Any text string you write into an HTML page must be HTML-encoded; this is a matter of correctness, not just security (which is a subset of correctness). Even if Request Validation could magically remove any possible XSS attack (and that is so nothing like the case), failing to HtmlEncode text output would still leave you open to producing malformed output, mangling your data. Say I was making a forum post talking about some variables a, b and c and wanted to say:
a<b b>c b>a
If that was echoed to the HTML source unencoded, I'd get:
ac b>a
and maybe the rest of the page would be bold too. Whoops!
Request Validation is bogus and shouldn't be relied upon. Being on by default and “recommended for all production environments” is sad and makes me seriously doubt the sanity of the ASP.NET team.
If you have written your program correctly, you don't need it and it will just get in your way. (For example, if SO used it, I wouldn't be able to make this post that mentions the <script> tag.) If you haven't written your program correctly, Request Validation isn't going to fix your security holes, it's just going to make them a bit more obscure.
and HtmlDecode string information
You don't usually HtmlDecode anything in a web app. You encode to push content out into HTML, but when content comes back in from a submitted form it is as plain text, not HTML-encoded.
to and from simple forms (e.g. ASP Textboxes)?
Textboxes should be fine; setting their .Text does do any necessary encoding, making the exact string you had appear in the textbox. But. Some things that look like they should be HTML-encoding automatically actually don't. For example:
myTextBox.Text= "a<b b>c"; // Fine!
myLabel.Text= "a<b b>c"; // Broken!
Oh dear. Text does not always mean Text. Sometimes, it actually means HTML. Thank you Microsoft, way to muddy the waters of a topic too many people already find hard to understand.
There's no danger from text in ASP.NET text boxes, whether Request Validation is on or off. The text box control automatically encodes data when displayed in the text box.
When outputting data that originated from the user in other places, it is important to HTML (or JavaScript) encode that data. ASP.NET's Request Validation provides only a minimum level of protection. It is not impenetrable, or even close to it. It is only designed to protect against the most simple attacks.

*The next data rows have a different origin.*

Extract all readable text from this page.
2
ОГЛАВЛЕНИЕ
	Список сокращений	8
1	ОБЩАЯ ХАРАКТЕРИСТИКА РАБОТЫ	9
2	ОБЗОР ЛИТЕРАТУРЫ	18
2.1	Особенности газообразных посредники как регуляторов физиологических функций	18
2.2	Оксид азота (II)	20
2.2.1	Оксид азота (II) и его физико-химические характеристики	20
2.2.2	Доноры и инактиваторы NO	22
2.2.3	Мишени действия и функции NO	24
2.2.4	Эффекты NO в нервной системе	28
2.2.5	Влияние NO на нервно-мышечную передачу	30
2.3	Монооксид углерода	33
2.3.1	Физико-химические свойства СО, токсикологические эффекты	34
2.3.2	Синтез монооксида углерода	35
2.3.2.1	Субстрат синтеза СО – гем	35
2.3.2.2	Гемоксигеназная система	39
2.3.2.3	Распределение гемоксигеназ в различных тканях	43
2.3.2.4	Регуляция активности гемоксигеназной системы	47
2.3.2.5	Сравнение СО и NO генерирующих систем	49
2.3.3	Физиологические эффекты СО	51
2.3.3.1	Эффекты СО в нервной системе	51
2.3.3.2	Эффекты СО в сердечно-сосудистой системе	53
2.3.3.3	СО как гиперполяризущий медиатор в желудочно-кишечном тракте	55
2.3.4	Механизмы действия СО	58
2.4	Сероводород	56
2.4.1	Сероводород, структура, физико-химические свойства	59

You still have to encode things as you output them on other parts of your site.
Edit
What I mean by other places, is that if the user enters the data into a text box, using the ASP.NET Text Box control is safe because the control automatically encodes the output so it will render safely.

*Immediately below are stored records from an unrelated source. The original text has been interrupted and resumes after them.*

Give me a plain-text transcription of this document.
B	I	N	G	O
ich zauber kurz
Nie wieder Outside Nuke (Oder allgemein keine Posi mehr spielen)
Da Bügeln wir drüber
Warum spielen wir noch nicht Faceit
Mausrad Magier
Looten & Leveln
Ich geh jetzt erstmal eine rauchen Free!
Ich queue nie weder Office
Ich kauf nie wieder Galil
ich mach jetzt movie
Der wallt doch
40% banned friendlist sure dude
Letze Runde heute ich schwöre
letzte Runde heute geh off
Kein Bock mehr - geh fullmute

Say, for example, you're working with StackOverflow's user info page. When a user chooses their username they could choose to input something that may be malicious when output in another part of your site. For example my StackOverflow login name is displayed at the top of every page for me, and is also listed on the "Users" page.
On the Users page, AJAX is used to load users. When JavaScript goes to evaluate the user name, it is not bound by the same encoding rules as HTML tags, so I could type something into the user name text box that could cause some breaking behavior when it is output in the User list.
StackOverflow obviously encodes user data correctly when sent to the client, so they're safe. Before sending my user name off to the client, they (presumably) have some JavaScript encoding routine that makes sure that my user name can't become malicious when executed in JavaScript code.
You could also have problems if using it in a non-ASP.NET input control. Input tags use attributes to define content, so you can easily enter text that would get past the Request Validation check but could allow the user to add a malicious "mouseover" attribute.